Bild: Ampeltreue ist wichtig für Deutschland. N-TV-Moderator Constantin Schrei…
„Wir Deutschen benutzen Mobiltelefone nicht beim Autofahren. Wir achten
üblicherweise auf rote Ampeln. Freizeit und Wochenende verbringen wir meist
mit Familie und Freunden.“ Moderator Constantin Schreiber erklärt
Deutschland – auf Arabisch. Er beschreibt, wie die Deutschen ticken. Oder
jedenfalls, wie manche Deutsche ticken.
Seit vergangener Woche läuft die Sendung bei n-tv.de. Mit „Marhaba“
(„Willkommen“) richtet sich der Nachrichtensender gezielt an Flüchtlinge.
Ein vergleichbares Programm auf Arabisch gibt es bisher in Deutschland
nicht. [1][Der erste Clip] wurde bereits mehr als 100.000 Mal angesehen. Es
geht um grundlegende Aussagen über Deutschland: ums Brot und sonstige
Essensgewohnheiten und vor allem – um Ampeln. [2][Die zweite Sendung]
stellt das Grundgesetz, die „deutsche Scharia“, in den Mittelpunkt.
Doch nicht nur n-tv hat Flüchtlinge als Zielgruppe entdeckt. Seit Mitte
September läuft beim Funkhaus Europa in Kooperation mit WDR, RBB und Radio
Bremen das [3][“Refugee Radio“]. Täglich – symbolträchtig – um 5 vor …

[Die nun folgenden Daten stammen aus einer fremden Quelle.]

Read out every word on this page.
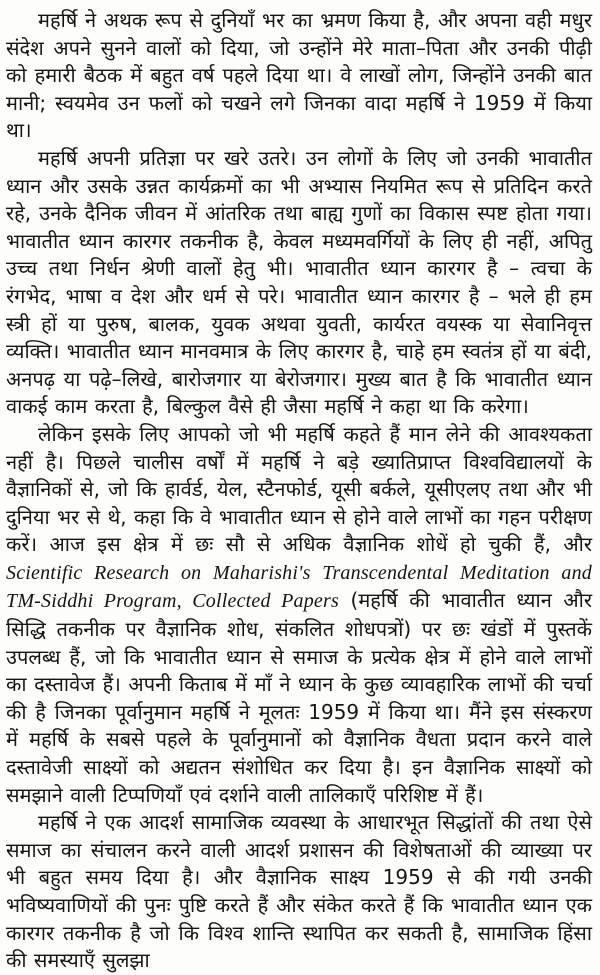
महर्षि ने अथक रूप से दुनियाँ भर का भ्रमण किया है, और अपना वही मधुर संदेश अपने सुनने वालों को दिया, जो उन्होंने मेरे माता–पिता और उनकी पीढ़ी को हमारी बैठक में बहुत वर्ष पहले दिया था। वे लाखों लोग, जिन्होंने उनकी बात मानी; स्वयमेव उन फलों को चखने लगे जिनका वादा महर्षि ने 1959 में किया था।

महर्षि अपनी प्रतिज्ञा पर खरे उतरे। उन लोगों के लिए जो उनकी भावातीत ध्यान और उसके उन्नत कार्यक्रमों का भी अभ्यास नियमित रूप से प्रतिदिन करते रहे, उनके दैनिक जीवन में आंतरिक तथा बाह्य गुणों का विकास स्पष्ट होता गया। भावातीत ध्यान कारगर तकनीक है, केवल मध्यमवर्गियों के लिए ही नहीं, अपितु उच्च तथा निर्धन श्रेणी वालों हेतु भी। भावातीत ध्यान कारगर है – त्वचा के रंगभेद, भाषा व देश और धर्म से परे। भावातीत ध्यान कारगर है – भले ही हम स्त्री हों या पुरुष, बालक, युवक अथवा युवती, कार्यरत वयस्क या सेवानिवृत्त व्यक्ति। भावातीत ध्यान मानवमात्र के लिए कारगर है, चाहे हम स्वतंत्र हों या बंदी, अनपढ़ या पढ़े–लिखे, बारोजगार या बेरोजगार। मुख्य बात है कि भावातीत ध्यान वाकई काम करता है, बिल्कुल वैसे ही जैसा महर्षि ने कहा था कि करेगा।

लेकिन इसके लिए आपको जो भी महर्षि कहते हैं मान लेने की आवश्यकता नहीं है। पिछले चालीस वर्षों में महर्षि ने बड़े ख्यातिप्राप्त विश्वविद्यालयों के वैज्ञानिकों से, जो कि हार्वर्ड, येल, स्टैनफोर्ड, यूसी बर्कले, यूसीएलए तथा और भी दुनिया भर से थे, कहा कि वे भावातीत ध्यान से होने वाले लाभों का गहन परीक्षण करें। आज इस क्षेत्र में छः सौ से अधिक वैज्ञानिक शोधें हो चुकी हैं, और Scientific Research on Maharishi's Transcendental Meditation and TM-Siddhi Program, Collected Papers (महर्षि की भावातीत ध्यान और सिद्धि तकनीक पर वैज्ञानिक शोध, संकलित शोधपत्रों) पर छः खंडों में पुस्तकें उपलब्ध हैं, जो कि भावातीत ध्यान से समाज के प्रत्येक क्षेत्र में होने वाले लाभों का दस्तावेज हैं। अपनी किताब में माँ ने ध्यान के कुछ व्यावहारिक लाभों की चर्चा की है जिनका पूर्वानुमान महर्षि ने मूलतः 1959 में किया था। मैंने इस संस्करण में महर्षि के सबसे पहले के पूर्वानुमानों को वैज्ञानिक वैधता प्रदान करने वाले दस्तावेजी साक्ष्यों को अद्यतन संशोधित कर दिया है। इन वैज्ञानिक साक्ष्यों को समझाने वाली टिप्पणियाँ एवं दर्शाने वाली तालिकाएँ परिशिष्ट में हैं।

महर्षि ने एक आदर्श सामाजिक व्यवस्था के आधारभूत सिद्धांतों की तथा ऐसे समाज का संचालन करने वाली आदर्श प्रशासन की विशेषताओं की व्याख्या पर भी बहुत समय दिया है। और वैज्ञानिक साक्ष्य 1959 से की गयी उनकी भविष्यवाणियों की पुनः पुष्टि करते हैं और संकेत करते हैं कि भावातीत ध्यान एक कारगर तकनीक है जो कि विश्व शान्ति स्थापित कर सकती है, सामाजिक हिंसा की समस्याएँ सुलझा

Gesendet wird auf Arabisch und Englisch: aktuelle Nachrichten, die für
Geflüchtete relevant sind, und Service-Stücke über Integration, Recht,
Gesundheit.
Auch die Deutsche Welle hat ein [4][Onlineangebot speziell für
Asylsuchende]. So wurden Erklärfilme zum politischen System Deutschlands
vom WDR ins Arabische übersetzt. Darüber hinaus werden multimedial in
mehreren Sprachen Infos und Service für Flüchtlinge bereitgestellt.
Ähnliche Angebote gibt es vom Bayerischen Rundfunk.
Zurückhaltender sind dagegen Printmedien. Das kann zum einen an
finanziellen Mitteln, aber auch an Produktionsbedingungen liegen. Beiträge
auf Arabisch einsprechen lassen ist das eine, sie auf Arabisch zu schreiben
– und zu drucken – das andere.
## Boulevardmedien sind Vorreiter
Vorreiter in Deutschland sind Boulevardmedien. So haben Bild und B.Z.
Anfang September in Berlin eine vierseitige Beilage ([5][pdf]) auf Arabisch
gedruckt. Mit Grußwort des Bürgermeisters, einer Übersichtskarte mit den
wichtigsten Anlaufstellen und kleinem Wörterbuch.
Doch die überregionalen Tageszeitungen haben darüber hinaus noch wenig
zustande gebracht. Das Zeit-Magazin erschien bereits im Mai einmalig
zweisprachig. Und viele Medien berichten ausführlich über Flüchtlinge. Doch
nur wenige auch mit ihnen oder gar für sie.
„Wir finden es gut, wenn deutsche Medien Menschen aus Einwandererfamilien
und Geflüchtete als Zielgruppen wahrnehmen. Noch ist das aber nicht sehr
häufig der Fall“, sagt Konstantina Vassiliou-Enz vom Verein [6][Neue
Deutsche Medienmacher], einem Zusammenschluss von Medienschaffenden, die
sich für mehr Vielfalt in den Medien einsetzen.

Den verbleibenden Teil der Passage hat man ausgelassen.